5 thoughts on “Open source design 2.0”
Hi Chris, I understand the need to simplify web services/apps with Flock, but from what you’re saying appears a lot more like Flock catering to specific services instead of enabling a general connect (to those services that are open with apis or end points of sorts to connect). In a couple of months, years down the line, there may be a lot more services that could be used via Flock. So, may be Flock should have a connecting end to begin with rather than supporting them, because browser is the first contact to the user, not the other way around. Do what I say makes any sense?
Chetan, what I like about Chris and Flock developing a Flickr uploader is that the Flickr API is published and robust. There is nothing stopping Drupal, Joomla and WordPress from implementing the API as Flickr defines it (in fact, this should already have been done by now, imo). Once that has happened, the Flock image uploader will upload to whatever service implements the API. Designing to the interface is always a good decision, and I think this is a really good step. Sites like Ourmedia.org and NowPublic.com would benefit loads from Flock and the FlickrAPI uploader.
It’s always great to learn from a blog post that you’ve got work entering your queue. 😉
Robert’s got it right. In fact, I put a call out a short while ago asking that folks take up the task of reimplementing the Flickr API in Drupal, WordPress or other open source publishing tools. A fundamental goal with Flock is to promote choice on the web — and we fully intend to build our tools to interoperate with as many open source systems as possible. It just so happens that Flickr is the best (and for me, most familiar) photo sharing/design tool that we have right now. And I’ve also got much work to do on building Flock itself, so I can’t get obsessively caught up in the tools right now so long as they allow me to be more productive, efficient and open (we use Basecamp internally which is a shame — because I would love for a lot of that content to get out!).

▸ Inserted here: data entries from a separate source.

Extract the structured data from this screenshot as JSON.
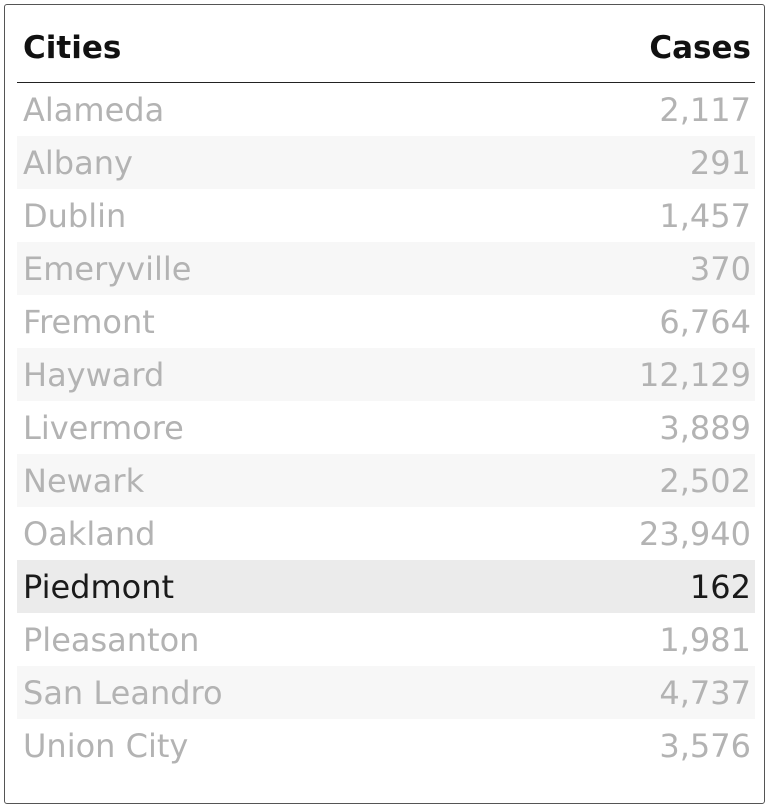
{
  "table": {
    "columns": {
      "city": "Cities",
      "cases": "Cases"
    },
    "rows": [
      {
        "city": "Alameda",
        "cases": "2,117"
      },
      {
        "city": "Albany",
        "cases": "291"
      },
      {
        "city": "Dublin",
        "cases": "1,457"
      },
      {
        "city": "Emeryville",
        "cases": "370"
      },
      {
        "city": "Fremont",
        "cases": "6,764"
      },
      {
        "city": "Hayward",
        "cases": "12,129"
      },
      {
        "city": "Livermore",
        "cases": "3,889"
      },
      {
        "city": "Newark",
        "cases": "2,502"
      },
      {
        "city": "Oakland",
        "cases": "23,940"
      },
      {
        "city": "Piedmont",
        "cases": "162"
      },
      {
        "city": "Pleasanton",
        "cases": "1,981"
      },
      {
        "city": "San Leandro",
        "cases": "4,737"
      },
      {
        "city": "Union City",
        "cases": "3,576"
      }
    ],
    "selected_city": "Piedmont"
  },
  "colors": {
    "text_dim": "#b3b3b3",
    "text_active": "#1a1a1a",
    "selected_bg": "#ebebeb",
    "alt_row_bg": "#f7f7f7"
  }
}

Again, if Bugzilla had Flickr’s simple but robust set of image manipulation and annotation tools built in with an API for me to use for uploading, I would be using that. But it doesn’t, so for now, I want to lead by the example of what I want and need to get my work done and hope that the open source community gains something from these new workflows. Ideally we’ll be moving towards cycles that are heavy on design and interface up front with engineering coming in as an the essential ingredient to make these things possible, better built, or interoperably streamlined.
And yes, Daryl, this is a little new, but I’m hoping to just extend the awesome work you’ve done on the new PR tool for this purpose!
Robert, Chris: Well, that’s a great idea, using Flickr API, I mean. Why didn’t you say so?
May be it’s a good idea to announce it publicly that you will be using Flickr API. So, developers of software and services would start in parallel working with the available API won’t lag behind. When Flock goes mature, so will all the apps, instantly transforming Flock into an all in one app of sorts.